Ardagh Group, the glass and metal packaging group led by Dubliner Paul Coulson, said on Wednesday that 85 per cent of the holders of an 8 per cent stake in the group that was tradable on the New York Stock Exchange have opted to take up an offer to swap their stock for direct shares in the group's newly listed beverage cans unit.
The company said that the results of the exchange offer are preliminary and subject to change, but that it is on track to see Ardagh Group’s stake in Ardagh Metal Packaging, which floated in early August, fall to about 75 per cent. It stands at 82 per cent currently.

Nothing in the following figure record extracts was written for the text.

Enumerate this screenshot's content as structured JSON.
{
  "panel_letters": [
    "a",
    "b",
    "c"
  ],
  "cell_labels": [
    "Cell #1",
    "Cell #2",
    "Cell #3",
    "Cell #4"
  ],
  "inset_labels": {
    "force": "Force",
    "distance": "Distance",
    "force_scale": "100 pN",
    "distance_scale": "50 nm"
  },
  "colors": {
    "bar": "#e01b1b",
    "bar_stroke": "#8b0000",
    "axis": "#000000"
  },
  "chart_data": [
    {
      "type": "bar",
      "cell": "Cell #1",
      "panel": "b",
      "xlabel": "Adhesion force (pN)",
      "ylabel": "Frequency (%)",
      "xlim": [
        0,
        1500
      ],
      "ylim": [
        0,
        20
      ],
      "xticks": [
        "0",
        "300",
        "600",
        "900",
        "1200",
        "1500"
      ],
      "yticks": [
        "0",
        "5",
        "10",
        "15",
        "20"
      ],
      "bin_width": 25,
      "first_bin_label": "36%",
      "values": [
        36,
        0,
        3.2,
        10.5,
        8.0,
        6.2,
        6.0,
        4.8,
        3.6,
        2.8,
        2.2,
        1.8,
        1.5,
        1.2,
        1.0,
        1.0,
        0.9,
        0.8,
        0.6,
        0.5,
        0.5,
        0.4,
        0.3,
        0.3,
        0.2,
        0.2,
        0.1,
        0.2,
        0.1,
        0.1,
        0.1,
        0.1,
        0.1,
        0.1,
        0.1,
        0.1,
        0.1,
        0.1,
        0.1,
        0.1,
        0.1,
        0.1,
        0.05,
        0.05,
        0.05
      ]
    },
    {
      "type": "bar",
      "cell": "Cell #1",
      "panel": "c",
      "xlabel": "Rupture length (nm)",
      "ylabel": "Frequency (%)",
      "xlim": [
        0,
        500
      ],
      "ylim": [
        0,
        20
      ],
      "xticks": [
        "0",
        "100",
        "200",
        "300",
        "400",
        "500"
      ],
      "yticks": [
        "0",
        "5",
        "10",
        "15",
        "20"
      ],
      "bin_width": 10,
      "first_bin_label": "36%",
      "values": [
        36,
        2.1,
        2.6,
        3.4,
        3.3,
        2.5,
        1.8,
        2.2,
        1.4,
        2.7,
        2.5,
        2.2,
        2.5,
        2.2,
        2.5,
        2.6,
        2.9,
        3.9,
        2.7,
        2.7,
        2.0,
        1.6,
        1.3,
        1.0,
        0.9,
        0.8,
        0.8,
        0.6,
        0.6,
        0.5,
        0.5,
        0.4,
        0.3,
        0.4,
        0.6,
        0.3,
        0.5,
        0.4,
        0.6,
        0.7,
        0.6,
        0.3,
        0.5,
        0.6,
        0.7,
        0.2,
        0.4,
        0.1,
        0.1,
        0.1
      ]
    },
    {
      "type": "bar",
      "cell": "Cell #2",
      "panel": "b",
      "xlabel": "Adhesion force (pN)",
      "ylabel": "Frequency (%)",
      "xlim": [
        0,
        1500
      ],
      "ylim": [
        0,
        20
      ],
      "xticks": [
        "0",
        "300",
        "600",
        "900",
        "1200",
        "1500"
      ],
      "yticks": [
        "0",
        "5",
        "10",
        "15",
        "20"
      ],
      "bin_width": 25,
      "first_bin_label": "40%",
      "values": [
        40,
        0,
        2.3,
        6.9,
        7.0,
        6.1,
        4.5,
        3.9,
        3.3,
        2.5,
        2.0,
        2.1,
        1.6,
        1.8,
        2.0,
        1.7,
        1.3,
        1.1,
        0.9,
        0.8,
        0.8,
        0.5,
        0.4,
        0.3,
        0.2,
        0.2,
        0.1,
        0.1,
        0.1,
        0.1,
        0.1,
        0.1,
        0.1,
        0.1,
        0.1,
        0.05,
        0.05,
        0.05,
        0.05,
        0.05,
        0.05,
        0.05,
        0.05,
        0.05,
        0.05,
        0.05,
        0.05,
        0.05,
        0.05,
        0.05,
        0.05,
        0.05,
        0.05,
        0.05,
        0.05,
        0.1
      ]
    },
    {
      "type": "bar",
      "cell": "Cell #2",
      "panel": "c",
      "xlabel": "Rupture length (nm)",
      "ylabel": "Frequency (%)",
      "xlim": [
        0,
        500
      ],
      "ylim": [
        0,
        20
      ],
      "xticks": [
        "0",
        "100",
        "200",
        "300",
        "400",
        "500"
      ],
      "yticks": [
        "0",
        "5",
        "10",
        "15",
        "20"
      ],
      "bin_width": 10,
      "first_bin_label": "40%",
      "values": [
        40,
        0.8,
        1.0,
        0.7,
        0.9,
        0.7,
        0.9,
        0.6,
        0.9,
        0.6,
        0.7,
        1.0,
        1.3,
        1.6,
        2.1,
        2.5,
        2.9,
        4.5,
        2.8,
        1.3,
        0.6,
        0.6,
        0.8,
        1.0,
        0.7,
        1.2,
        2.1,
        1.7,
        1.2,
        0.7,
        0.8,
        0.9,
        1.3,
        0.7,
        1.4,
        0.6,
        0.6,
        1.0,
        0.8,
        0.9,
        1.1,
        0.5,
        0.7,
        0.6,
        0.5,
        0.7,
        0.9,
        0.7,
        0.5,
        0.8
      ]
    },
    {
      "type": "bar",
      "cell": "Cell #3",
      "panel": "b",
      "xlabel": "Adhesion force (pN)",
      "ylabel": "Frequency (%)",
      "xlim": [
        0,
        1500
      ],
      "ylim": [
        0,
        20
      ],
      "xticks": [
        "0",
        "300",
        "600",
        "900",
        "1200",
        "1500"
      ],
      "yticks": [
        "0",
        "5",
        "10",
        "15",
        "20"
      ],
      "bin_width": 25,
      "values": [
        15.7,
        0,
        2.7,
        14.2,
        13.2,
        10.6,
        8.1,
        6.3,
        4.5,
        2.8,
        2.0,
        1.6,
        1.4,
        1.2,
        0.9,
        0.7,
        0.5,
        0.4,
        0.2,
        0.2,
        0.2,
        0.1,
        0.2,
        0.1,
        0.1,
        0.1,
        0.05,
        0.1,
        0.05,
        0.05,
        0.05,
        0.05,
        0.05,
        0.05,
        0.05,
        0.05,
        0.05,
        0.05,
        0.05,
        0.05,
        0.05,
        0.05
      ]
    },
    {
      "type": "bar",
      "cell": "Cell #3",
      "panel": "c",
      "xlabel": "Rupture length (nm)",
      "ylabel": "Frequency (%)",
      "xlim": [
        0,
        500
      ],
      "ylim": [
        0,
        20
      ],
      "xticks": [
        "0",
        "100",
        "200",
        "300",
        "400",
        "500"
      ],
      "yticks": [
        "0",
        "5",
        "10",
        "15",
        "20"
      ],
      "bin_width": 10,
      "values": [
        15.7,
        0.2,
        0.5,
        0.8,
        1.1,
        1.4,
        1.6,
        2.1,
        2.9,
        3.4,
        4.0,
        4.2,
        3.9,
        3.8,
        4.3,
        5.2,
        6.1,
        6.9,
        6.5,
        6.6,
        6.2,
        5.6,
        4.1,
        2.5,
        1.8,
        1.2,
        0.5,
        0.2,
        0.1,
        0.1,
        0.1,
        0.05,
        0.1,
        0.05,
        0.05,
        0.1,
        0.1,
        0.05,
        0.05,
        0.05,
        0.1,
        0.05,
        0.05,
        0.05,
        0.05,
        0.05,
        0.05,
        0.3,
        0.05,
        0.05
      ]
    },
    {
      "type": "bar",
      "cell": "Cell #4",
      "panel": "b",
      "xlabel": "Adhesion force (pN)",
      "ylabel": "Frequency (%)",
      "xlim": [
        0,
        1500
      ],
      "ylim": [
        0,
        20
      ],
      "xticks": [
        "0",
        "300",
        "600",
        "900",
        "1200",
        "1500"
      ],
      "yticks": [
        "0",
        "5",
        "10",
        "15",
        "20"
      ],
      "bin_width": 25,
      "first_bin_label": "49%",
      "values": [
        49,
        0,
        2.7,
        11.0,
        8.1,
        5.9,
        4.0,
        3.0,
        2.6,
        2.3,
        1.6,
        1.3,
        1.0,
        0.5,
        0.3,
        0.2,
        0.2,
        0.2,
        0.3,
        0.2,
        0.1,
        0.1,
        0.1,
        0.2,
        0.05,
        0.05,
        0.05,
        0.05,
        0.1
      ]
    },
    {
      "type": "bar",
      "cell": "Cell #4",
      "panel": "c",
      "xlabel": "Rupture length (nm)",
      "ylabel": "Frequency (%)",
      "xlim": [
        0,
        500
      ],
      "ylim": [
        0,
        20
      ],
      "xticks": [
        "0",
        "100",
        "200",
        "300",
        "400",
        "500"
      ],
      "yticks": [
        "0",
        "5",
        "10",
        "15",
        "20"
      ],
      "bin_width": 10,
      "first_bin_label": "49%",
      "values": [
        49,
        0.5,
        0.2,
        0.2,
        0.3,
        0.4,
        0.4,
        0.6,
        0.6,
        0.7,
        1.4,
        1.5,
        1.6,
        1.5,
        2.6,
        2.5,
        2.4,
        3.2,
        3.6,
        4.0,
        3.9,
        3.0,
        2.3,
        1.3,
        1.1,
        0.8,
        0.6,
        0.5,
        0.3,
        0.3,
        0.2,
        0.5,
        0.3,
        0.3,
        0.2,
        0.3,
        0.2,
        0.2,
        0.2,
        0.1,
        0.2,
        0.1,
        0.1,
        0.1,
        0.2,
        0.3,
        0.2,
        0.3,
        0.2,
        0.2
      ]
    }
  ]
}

Ardagh Group floated 8 per cent of its stock in New York in March 2017, but set about securing a separate listing for its Ardagh Metal Packaging this year to take advantage of the high valuations being put on assets in this area of the industry. The listing was secured by way of a reverse merger early last month into a listed cash shell, or special purpose acquisition company, called Gores Holding V.
Delisted
Ardagh Group offered 2.5 shares in Ardagh Metal Packaging for every one unit held in the parent group. Ardagh Group delisted from the New York Stock Exchange on Tuesday.
Ardagh Group employs more than 16,000 people and has annual sales of approximately $7 billion (€6.1 billion). Its fast-growing Ardagh Metal Packaging unit is responsible for 5,000 of the group employees and $3.5 billion of its sales.
Ardagh, which traces its roots back to the long-shuttered Irish Glass Bottle factory in Ringsend in Dublin, entered the drink cans business in 2016 through the $3.4 billion purchase of assets from US packaging group Ball and UK rival Rexam as they offloaded plants to appease competition authorities in completing their own merger.
Ardagh Group announced last month that it planned to pay a special dividend of $1.25 per share, totalling $295 million. Some $23 million of this will go to all registered stock market investors in the 8 per cent of tradable stock as of Monday, with the remaining $272 million set to be channelled to a holding company at the top of the corporate tree, called ARD Holdings.
Legacy shareholders
ARD Holdings is expected to pay as much as half of the $272 million out to its own legacy shareholders, according to industry sources. These include small shareholders who remained on board a precursor of the packaging giant, Ardagh Glass, when it was taken private in 2003 and opted to reinvest part of the cash they received two years later as management used a special-purpose vehicle to purchase all the stock in the business.
The rest is set to be used to pay down the holding company’s debt, according to industry sources. ARD Holdings has the equivalent of $2.3 billion of borrowings.